Strategy is important in ministry too. If you are a ministry leader and you are not obtaining the spiritual results you desire, you may be in need of adopting a new strategy. Typically, a lack of effort by ministry leaders is not the problem. A lack of prayer is another matter, but even with substantial prayer, a weak strategy can produce weak results. Take the veer offense, for example, in football. You can pray three times a day to score more points on the field on a Friday night, but chances are that once the game is over, the score on the scoreboard is going to look the same. Why? Because the veer, used in the 1970s, has a hard time of keeping pace with the high speed, no huddle offenses used today. There are always exceptions to the rule, but generally speaking, your strategy determines your score. And your score determines your wins and losses.
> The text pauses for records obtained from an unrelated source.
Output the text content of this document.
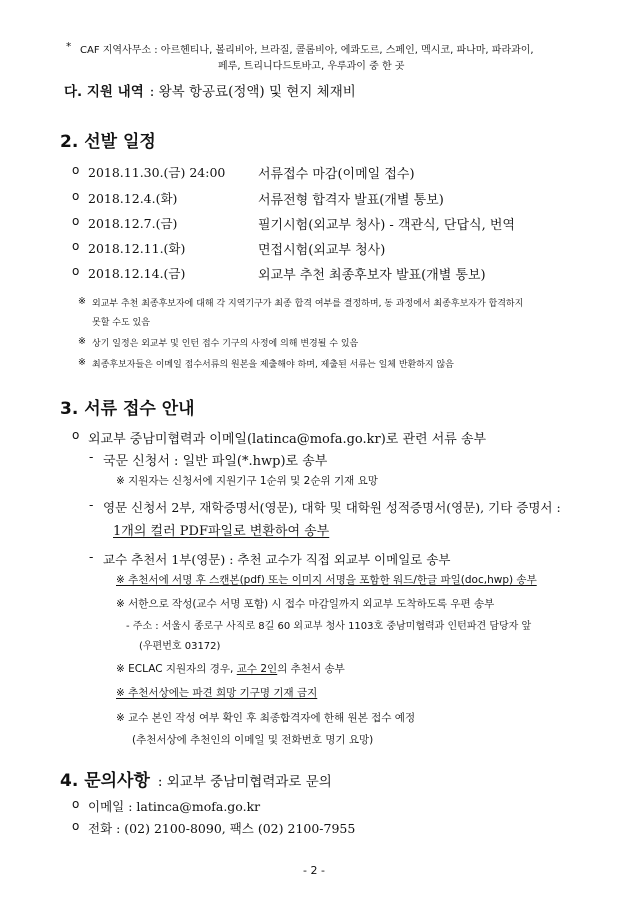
* CAF 지역사무소 : 아르헨티나, 볼리비아, 브라질, 콜롬비아, 에콰도르, 스페인, 멕시코, 파나마, 파라과이,
페루, 트리니다드토바고, 우루과이 중 한 곳
다. 지원 내역 : 왕복 항공료(정액) 및 현지 체재비
2. 선발 일정
ο 2018.11.30.(금) 24:00	서류접수 마감(이메일 접수)
ο 2018.12.4.(화)	서류전형 합격자 발표(개별 통보)
ο 2018.12.7.(금)	필기시험(외교부 청사) - 객관식, 단답식, 번역
ο 2018.12.11.(화)	면접시험(외교부 청사)
ο 2018.12.14.(금)	외교부 추천 최종후보자 발표(개별 통보)
※ 외교부 추천 최종후보자에 대해 각 지역기구가 최종 합격 여부를 결정하며, 동 과정에서 최종후보자가 합격하지
못할 수도 있음
※ 상기 일정은 외교부 및 인턴 접수 기구의 사정에 의해 변경될 수 있음
※ 최종후보자들은 이메일 접수서류의 원본을 제출해야 하며, 제출된 서류는 일체 반환하지 않음
3. 서류 접수 안내
ο 외교부 중남미협력과 이메일(latinca@mofa.go.kr)로 관련 서류 송부
- 국문 신청서 : 일반 파일(*.hwp)로 송부
※ 지원자는 신청서에 지원기구 1순위 및 2순위 기재 요망
- 영문 신청서 2부, 재학증명서(영문), 대학 및 대학원 성적증명서(영문), 기타 증명서 :
1개의 컬러 PDF파일로 변환하여 송부
- 교수 추천서 1부(영문) : 추천 교수가 직접 외교부 이메일로 송부
※ 추천서에 서명 후 스캔본(pdf) 또는 이미지 서명을 포함한 워드/한글 파일(doc,hwp) 송부
※ 서한으로 작성(교수 서명 포함) 시 접수 마감일까지 외교부 도착하도록 우편 송부
- 주소 : 서울시 종로구 사직로 8길 60 외교부 청사 1103호 중남미협력과 인턴파견 담당자 앞
(우편번호 03172)
※ ECLAC 지원자의 경우, 교수 2인의 추천서 송부
※ 추천서상에는 파견 희망 기구명 기재 금지
※ 교수 본인 작성 여부 확인 후 최종합격자에 한해 원본 접수 예정
(추천서상에 추천인의 이메일 및 전화번호 명기 요망)
4. 문의사항 : 외교부 중남미협력과로 문의
ο 이메일 : latinca@mofa.go.kr
ο 전화 : (02) 2100-8090, 팩스 (02) 2100-7955
- 2 -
I would agree with Thom Rainer in Transformational Church that churches often measure success by the wrong scorecard (bodies, budgets, and buildings). But I would also suggest that churches measuring success with the right scorecard (read Rainer’s book) are often stuck with weak results because they are using the wrong strategy. To reach the next generation, church leaders must begin to meet together to discuss the best strategy for this all-important task. Since the next generation is not coming to church, the church must find ways to GO to the next generation (Matt. 28:19-20). I would advise the evangelistic method or technique (since I am writing about football) called servanthood evangelism embraced and taught by ministry coach Steven Sjoren (he’s really a pastor).
James Emery White chronicles how evangelism is now both a process and an event in his book The Rise of the Nones. White declares that the typical unchurched person is no longer simply unchurched, but more than likely is a “none”, meaning that person is unaffiliated with any religion. Churches and church leaders must be innovative in strategy and patient in work as they help a generation who claims to believe in nothing. It is not that the next generation will not go to church or will not believe in Christ as Savior. It is just this process of becoming a church member or even considering the claims of Christ often takes longer today.
Let me option back to football for a moment. National attitudes about youth participation in football are evolving. A study conducted in July came out of the University of Massachusetts finding that four out of five parents expressed the opinion that children under the age of fourteen should not play tackle football. Many rule changes have been adopted by football legislative bodies to make the game safer at all levels.
As a football traditionalist, I do not like all of the rule changes and I think that in some ways the legislative bodies have crossed the line and ruined the game in certain aspects. But I also have to admit that football is a safer sport and that this is good news overall.
Now, I am going to throw it back to NGM. It pains me to see the changing spiritual landscape of our great nation. I would desire that the next generation were already familiar with the Bible’s content and the man named Jesus. However, 42 BLUE, 42 BLUE – if the sport of football can change for the better, I do not see why churches cannot do the same. We have the best news in the form of the gospel and we have to find the best and safest way to hand the gospel off to the next generation. My strategy of choice is NGM! Let’s circle up and call the right play, BREAK!